Не безраздумным весельем и жизненным размахом, а глубокой, тщетно скрываемой тоской веет от этих признаний, и в одном из следующих же писем (23 декабря 1833 года) к той же М. А. Лопухиной Лермонтов уже не может скрыть этой тоски, глубокого разочарования в своем жизненном пути и горького предчувствия., что у него нет будущего:
«Моя будущность, блистательная на вид, в сущности, пошла и пуста.
Должен вам признаться, с каждым днем я все больше убеждаюсь, что из меня никогда ничего не выйдет: со всеми моими прекрасными мечтаниями и ложными шагами на жизненном пути; мне или не представляется случая, или недостает решимости. Мне говорят, что случай когда-нибудь выйдет, а решимость приобретется временем и опытностью!.. А кто порукою, что, когда все это будет, я сберегу в себе хоть частицу пламенной молодой души, которой бог одарил меня весьма некстати, что моя воля не истощится от выжидания, что, наконец, я не разочаруюсь во всем том, что в жизни служит двигающим началом?»
22 ноября 1834 года поэт был произведен в корнеты лейб-гвардии гусарского полка.
Он начал жизнь блестящего гвардейского офицера. Его «чудачества» и «шалости» были на виду и на устах всего светского и военного Петербурга. Он имел право сказать: «Теперь я не пишу романов, я их делаю». В эти именно годы (1830–1835) сложился тот образ Лермонтова — злого остроумца, дерзкого проказника, заносчивого дэнди, великосветского Печорина, гвардейца в блестящем гусарском мундире, слегка задрапированном байроническим плащом, — тот внешний образ, которому никогда не соответствовал истинный облик поэта, по который, во мнении большинства современников и мемуаристов, был утвержден за подлинно лермонтовский образ.

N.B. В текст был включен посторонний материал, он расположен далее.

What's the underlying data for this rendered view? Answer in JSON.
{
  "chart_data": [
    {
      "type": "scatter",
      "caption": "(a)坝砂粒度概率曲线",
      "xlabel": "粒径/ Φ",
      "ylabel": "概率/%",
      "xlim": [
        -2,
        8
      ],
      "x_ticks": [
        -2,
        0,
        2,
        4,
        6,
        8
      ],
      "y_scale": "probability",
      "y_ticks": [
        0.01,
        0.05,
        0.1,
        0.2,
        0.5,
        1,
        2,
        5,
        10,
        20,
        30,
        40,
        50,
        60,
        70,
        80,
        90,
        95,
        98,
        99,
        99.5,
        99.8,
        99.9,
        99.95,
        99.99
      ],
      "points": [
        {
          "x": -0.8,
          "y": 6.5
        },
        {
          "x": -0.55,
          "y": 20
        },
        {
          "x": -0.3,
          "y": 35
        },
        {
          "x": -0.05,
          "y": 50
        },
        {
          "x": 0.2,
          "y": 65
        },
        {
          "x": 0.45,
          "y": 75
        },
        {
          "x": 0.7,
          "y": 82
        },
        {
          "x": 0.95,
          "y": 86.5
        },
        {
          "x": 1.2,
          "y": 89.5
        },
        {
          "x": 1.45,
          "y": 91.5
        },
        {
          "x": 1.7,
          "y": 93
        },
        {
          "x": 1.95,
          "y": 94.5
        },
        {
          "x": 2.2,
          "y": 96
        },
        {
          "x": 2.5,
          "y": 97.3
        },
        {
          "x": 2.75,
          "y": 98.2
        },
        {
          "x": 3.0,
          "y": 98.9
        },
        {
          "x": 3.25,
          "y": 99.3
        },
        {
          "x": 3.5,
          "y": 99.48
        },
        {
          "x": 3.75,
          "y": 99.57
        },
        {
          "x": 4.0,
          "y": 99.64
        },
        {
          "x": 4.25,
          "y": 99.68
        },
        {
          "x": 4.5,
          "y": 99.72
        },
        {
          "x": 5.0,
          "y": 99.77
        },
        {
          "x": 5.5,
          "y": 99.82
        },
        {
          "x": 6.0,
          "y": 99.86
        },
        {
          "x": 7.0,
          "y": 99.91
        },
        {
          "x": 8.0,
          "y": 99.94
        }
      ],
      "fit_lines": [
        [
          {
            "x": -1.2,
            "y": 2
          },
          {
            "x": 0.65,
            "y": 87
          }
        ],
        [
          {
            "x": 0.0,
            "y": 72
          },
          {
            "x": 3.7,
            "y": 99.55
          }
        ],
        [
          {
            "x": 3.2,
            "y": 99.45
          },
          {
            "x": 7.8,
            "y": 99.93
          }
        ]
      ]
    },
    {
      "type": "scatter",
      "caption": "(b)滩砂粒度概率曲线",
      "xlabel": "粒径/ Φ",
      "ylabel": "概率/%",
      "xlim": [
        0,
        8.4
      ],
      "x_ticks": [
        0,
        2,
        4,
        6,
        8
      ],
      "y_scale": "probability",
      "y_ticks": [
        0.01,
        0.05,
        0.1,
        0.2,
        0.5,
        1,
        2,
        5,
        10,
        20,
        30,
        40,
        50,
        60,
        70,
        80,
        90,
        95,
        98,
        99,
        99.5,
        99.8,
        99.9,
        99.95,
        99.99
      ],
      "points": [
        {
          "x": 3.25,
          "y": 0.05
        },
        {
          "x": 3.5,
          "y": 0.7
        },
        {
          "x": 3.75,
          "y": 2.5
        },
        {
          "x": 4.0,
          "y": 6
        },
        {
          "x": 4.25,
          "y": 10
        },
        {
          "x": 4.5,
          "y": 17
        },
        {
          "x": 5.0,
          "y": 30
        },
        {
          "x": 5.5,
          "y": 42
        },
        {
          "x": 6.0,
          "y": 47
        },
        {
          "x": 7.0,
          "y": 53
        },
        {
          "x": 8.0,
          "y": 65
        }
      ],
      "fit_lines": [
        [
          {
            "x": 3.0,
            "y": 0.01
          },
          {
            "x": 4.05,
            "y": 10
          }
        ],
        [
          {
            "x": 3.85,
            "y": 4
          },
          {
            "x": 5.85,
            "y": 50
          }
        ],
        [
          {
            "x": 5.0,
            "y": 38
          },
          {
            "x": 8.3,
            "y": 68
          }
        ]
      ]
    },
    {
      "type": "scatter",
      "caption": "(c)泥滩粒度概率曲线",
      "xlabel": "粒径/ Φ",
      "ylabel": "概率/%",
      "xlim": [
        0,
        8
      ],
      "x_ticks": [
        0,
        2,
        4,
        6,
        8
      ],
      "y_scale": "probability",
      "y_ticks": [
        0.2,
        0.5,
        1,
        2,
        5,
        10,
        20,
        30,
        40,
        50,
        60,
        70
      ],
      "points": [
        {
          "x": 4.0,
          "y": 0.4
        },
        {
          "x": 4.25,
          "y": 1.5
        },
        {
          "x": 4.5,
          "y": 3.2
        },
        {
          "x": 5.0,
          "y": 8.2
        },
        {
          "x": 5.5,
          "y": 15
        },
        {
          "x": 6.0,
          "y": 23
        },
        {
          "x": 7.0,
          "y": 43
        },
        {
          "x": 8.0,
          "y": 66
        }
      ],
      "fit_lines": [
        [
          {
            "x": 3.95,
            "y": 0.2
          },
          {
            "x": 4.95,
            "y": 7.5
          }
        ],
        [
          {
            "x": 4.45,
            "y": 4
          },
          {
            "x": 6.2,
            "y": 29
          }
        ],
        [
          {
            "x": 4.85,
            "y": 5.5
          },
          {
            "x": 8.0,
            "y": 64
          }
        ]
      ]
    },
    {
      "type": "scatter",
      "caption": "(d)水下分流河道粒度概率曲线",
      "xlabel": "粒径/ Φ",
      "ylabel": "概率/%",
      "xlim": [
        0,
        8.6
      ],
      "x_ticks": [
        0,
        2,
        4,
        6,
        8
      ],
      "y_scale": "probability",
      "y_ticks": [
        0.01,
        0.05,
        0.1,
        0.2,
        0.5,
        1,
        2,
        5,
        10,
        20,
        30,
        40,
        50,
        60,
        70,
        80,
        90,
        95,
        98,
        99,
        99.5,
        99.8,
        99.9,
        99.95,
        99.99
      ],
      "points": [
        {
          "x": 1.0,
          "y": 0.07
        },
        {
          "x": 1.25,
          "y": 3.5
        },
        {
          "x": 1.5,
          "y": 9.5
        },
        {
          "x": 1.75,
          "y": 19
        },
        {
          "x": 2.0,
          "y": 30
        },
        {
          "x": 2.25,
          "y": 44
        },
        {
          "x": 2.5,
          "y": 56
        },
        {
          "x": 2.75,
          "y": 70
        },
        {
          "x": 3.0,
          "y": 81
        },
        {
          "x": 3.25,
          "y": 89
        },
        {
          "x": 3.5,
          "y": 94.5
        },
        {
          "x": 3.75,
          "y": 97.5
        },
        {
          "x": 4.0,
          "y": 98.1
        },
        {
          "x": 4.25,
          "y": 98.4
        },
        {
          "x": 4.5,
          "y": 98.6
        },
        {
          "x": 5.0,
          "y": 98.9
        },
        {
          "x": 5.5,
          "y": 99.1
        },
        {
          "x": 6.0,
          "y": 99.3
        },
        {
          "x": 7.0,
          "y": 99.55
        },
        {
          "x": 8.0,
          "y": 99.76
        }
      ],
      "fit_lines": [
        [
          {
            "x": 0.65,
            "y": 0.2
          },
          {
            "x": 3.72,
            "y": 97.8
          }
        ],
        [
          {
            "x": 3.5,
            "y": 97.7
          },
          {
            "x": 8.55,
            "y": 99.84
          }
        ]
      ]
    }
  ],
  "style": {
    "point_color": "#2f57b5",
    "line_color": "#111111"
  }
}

Но в это же самое время он с глубокой грустью писал Л. М. Верещагиной: «Я почти не достоин более вашей дружбы… И все-таки, если посмотреть на меня, покажется, что я помолодел года на три — такой у меня счастливый и беззаботный вид человека довольного собою и всем миром; этот контраст между душою и внешним видом не кажется ли вам странным?»
«Доволен» ли был Лермонтов собою и окружающей средой, — о том свидетельствуют его произведения, написанные в эту эпоху.
Главное из них — драма в стихах «Маскарад» (1835). Эта драма из жизни высшего общества Петербурга, поистине, написана «железным стихом, облитым горечью и злостью». Лермонтов изобразил это общество, мнящее себя «светом» целой страны, в состоянии морального падения и разложения, еще более глубокого, чем то, которое Грибоедов изобразил в своем «Горе от ума». Весь «большой свет» — маскарад. Под масками аристократической чинности и чопорной благопристойности скрыты рабская угодливость пред власть имеющими, наглая дерзость разврата, алчная откровенность наживы, вопиющее ничтожество мысли и низменность чувств. Как Чацкий презирает ничтожную среду Фамусовых и Молчалиных, так Арбенин, герой «Маскарада», презирает жизнь, обычаи, дела и мысли светской черни, которою он окружен. Что ни стих в роли Арбенина, то злая эпиграмма на этих великосветских рабов низкопоклонства, корысти и лицемерия. Лермонтов наделил Арбенина немалыми запасами своей собственной тонкой иронии, высокой грусти и пламенной ненависти. Но Лермонтов с такой же суровой правдивостью отнесся и к Арбенину, как к другим действующим лицам «Маскарада». Для ума Арбенина нет уже пищи, для его чувства нет простора, для его сил нет применения в тех жизненных условиях, в которых он обречен жить. Одинокий и мятежный, он гибнет бесплодно.
Отданная Лермонтовым на театр драма «Маскарад» трижды была запрещена цензурой. Она увидела свет рампы уже много лет спустя после смерти Лермонтова.
В «Маскараде» Лермонтов начал свой суд над «Свободы, Гения и Славы палачами».
Так вдохновенный творческий путь Лермонтова, укрытый от всех в течение многих лет, привел его к тому произведению — «Смерть поэта», — которое сделало имя его автора известным всей России и привело его к ссылке на Кавказ.